Concentric Circles and Spirals
Following lots of interest in concentric circles in this setting, a girl brought in something that was a bit similar, but not quite the same
“From in my garden, next to my flowers. It is a spiral”
The practitioner brought the children together so they could think about things together. Because they had been so focussed on concentric circles, she first asked them
“How do we know if we have concentric circles?”
T: They are all inside each other
R: They are all separate circles
K: The little ones sit in the big ones
To help them consider this new shape, she then asked them
“What can you tell me about a spiral?”
T: It curls around
K: It’s a curved line
N: It’s a long line
The group then took some time to draw spirals and concentric circles, so they could consider further the shapes.
“My circles are all inside each other”
Another girl carefully draws a spiral, starting from the centre.
In the photo below, the boy on the left has drawn a spiral while his friend has drawn concentric circles.
As the group came back together again they shared their thoughts
R: I love spirals, them are my favourite. They go fast, round and round.

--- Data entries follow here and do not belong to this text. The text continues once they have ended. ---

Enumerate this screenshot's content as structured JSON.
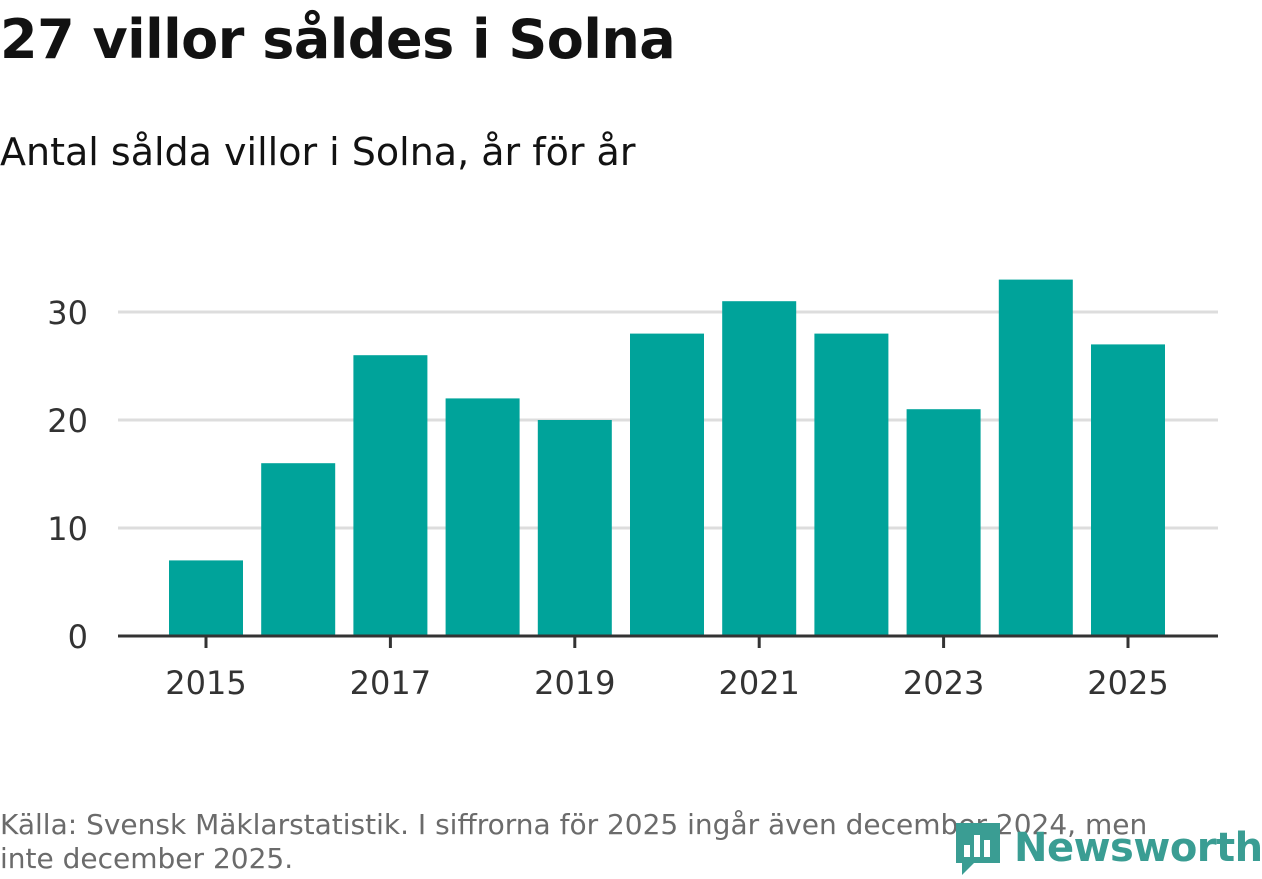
{
  "chart_data": {
    "type": "bar",
    "title": "27 villor såldes i Solna",
    "subtitle": "Antal sålda villor i Solna, år för år",
    "categories": [
      "2015",
      "2016",
      "2017",
      "2018",
      "2019",
      "2020",
      "2021",
      "2022",
      "2023",
      "2024",
      "2025"
    ],
    "values": [
      7,
      16,
      26,
      22,
      20,
      28,
      31,
      28,
      21,
      33,
      27
    ],
    "x_tick_labels": [
      "2015",
      "2017",
      "2019",
      "2021",
      "2023",
      "2025"
    ],
    "y_ticks": [
      0,
      10,
      20,
      30
    ],
    "ylim": [
      0,
      34
    ],
    "xlabel": "",
    "ylabel": "",
    "grid": true,
    "bar_color": "#00a39a",
    "grid_color": "#dddddd",
    "axis_color": "#333333"
  },
  "source": "Källa: Svensk Mäklarstatistik. I siffrorna för 2025 ingår även december 2024, men inte december 2025.",
  "logo": {
    "text": "Newsworthy",
    "color": "#3a9d93"
  }
}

X: The spiral gets bigger. The concentric circles is getting bigger, but they are separate
T: The spiral is not separate - all one line. It goes in loads of circles.
The children have identified a fundamental mathematical difference between concentric circles and a spiral: the concentric circles are separate from one another, but the spiral is one long line. If you’re drawing concentric circles you need to lift your pencil off the paper between circles, but you can draw a spiral in one smooth motion. The practitioner reflects on how drawing the shapes emphasised this difference
“We had a mix of images, but one thing that was clear was that the spiral shape allowed for one continuous motion that got faster when the children were drawing, quickly becoming a cascade of overlapping lines.”
This links to an area of maths called topology, which is an area of geometry. In topology it doesn’t matter how far away things are or which way they bend, it matters whether they are connected are not. So, if you can smoothly change one shape to another without breaking or joining any lines, they are topologically the same. You can’t do this with spirals and concentric circles, even though they look quite similar, so topologically they are different. A spiral is just a long curved line, as the children point out, so it could be rearranged to make all sorts of other shapes (so long as it wasn’t broken or joined).
Concentric circles have quite a rigid structure, so it would be difficult to change them into something else that looked quite different (without breaking the topology ‘rules’), although on another occasion a boy did find something that was the same.
“Eeee the rectangles fit inside of one another too. I wonder what they are called - concentric rectangles?!”